В гигантском, стерильно белом пространстве фильма Федор Цитронов — единственное черное пятно: воплощенное недоразумение, случайная клякса посреди коммунистического Элизиума. Строго говоря, Цитронов, живущий в доме светоча советской науки, ему не слуга; он существо куда более странное — нахлебник. Он льстит, угодничает, лебезит перед своим покровителем — и тем выслуживает милостиво-презрительное к себе отношение. Юрий Олеша проделал хитроумный тоур де форце, когда перерабатывал для киносценария основные мотивы собственного шедевра девятилетней давности — романа «Зависть». Там отрицательным героем был скорее покровитель, Андрей Бабичев, образчик «нового человека». Воплощенное благополучие, самодовольный и самодостаточный жлоб, живущий и работающий в точном соответствии с требованиями новой, коммунистической эры, единственным идеалом ставящий общественно полезную деятельность, признающий только четкие и разумные цели — и отвергающий всевозможные чувства, сомнения, метания и прочие продукты душевной деятельности как буржуазные и потому более не актуальные. По крайней мере, таким он видится своему нахлебнику — Ивану Кавалерову, который, в свою очередь, вечно пребывает в плену самых что ни на есть устаревших и низменных чувств: зависти, самоуничижения, озлобленности, позднее — влюбленности, а также общего недовольства устройством мира
(что уж совсем глупо).
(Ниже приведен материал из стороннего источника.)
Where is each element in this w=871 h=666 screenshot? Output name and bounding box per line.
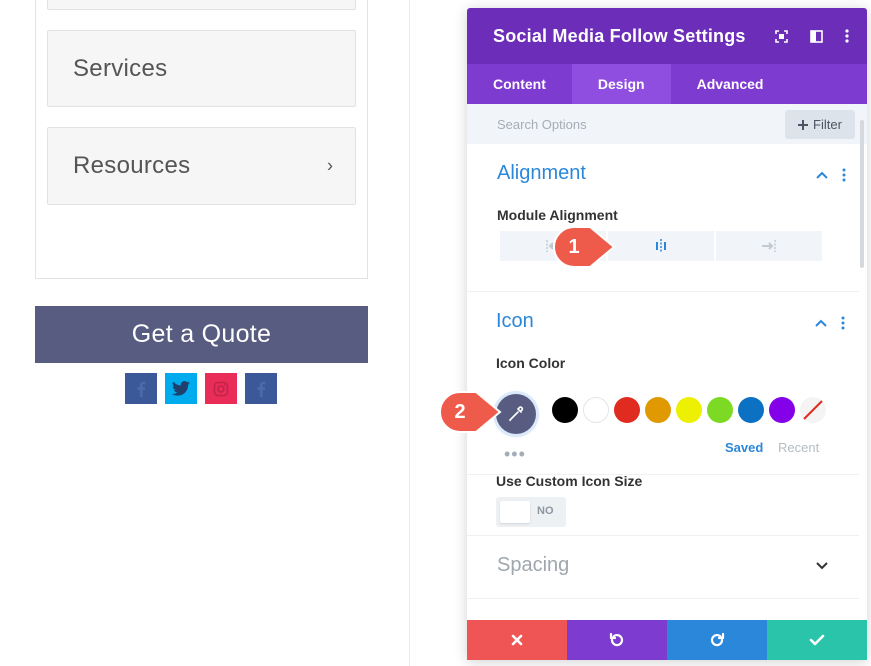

В середине 30-х, почти не меняя сути оппозиции, сценарист Олеша переставляет акценты местами и вменяет Цитронову в безусловную вину все, что его однофамилец-писатель совсем недавно так истово защищал под маской Кавалерова.
Но Роом, вроде бы в точности следуя своевременно обновленной схеме Олеши, проделывает обратный трюк — не менее головокружительный. Героя Штрауха, — единственного в застывшем мире «Строгого юноши», — он наделяет живой мимикой, живыми интонациями и реакциями. На фоне безжизненного, рафинированного атлетически-ионического орнамента из людей и архитектурных ансамблей, доводящего до одури своими арабесками и рефренами (некоторые диалоги неотличимы по стилю от позднейшего муратовского речевого прибоя), гримасничающий паяц-пакостник Цитронов, при всей своей вполне кавалеровской низости, кажется необычайно искренним и человечным. Он вопиюще неуместен в этом выхолощенном идеальном мире будущего, он кажется чудом уцелевшим реликтом былой эпохи: так, пожалуй, выглядел бы Мармеладов в фильме Чиаурели — или Чаплин, попади он прошлым летом в Мариенбад. Фильм был благополучно запрещен, однако предложенная Олешей и Роомом модель — слуга как нелепый осколок прошлого — оказалась более жизнеспособной (да, собственно, и жизнеподобной), чем первая. Коммунизм уже фактически был построен, темных и невежественных можно было пересчитать по пальцам, и эксплуатировать их было если и не грешно, то уж, по меньшей мере, нетипично.
Оставался единственный выход: чтобы обеспечить общественную безопасность, слугу... то бишь домработника надлежало сделать чудаком. Желательно — время от времени склонным к тихому забавному сумасшествию. С точки зрения идеологии — безупречно: чтобы сохранять верность дореволюционному прошлому, надо быть психопатом. С точки зрения эстетики — благородно: вписывается в славную традицию комического двойника.
Гусев А. Слуга. История вопроса... // Сеанс. № 27/28.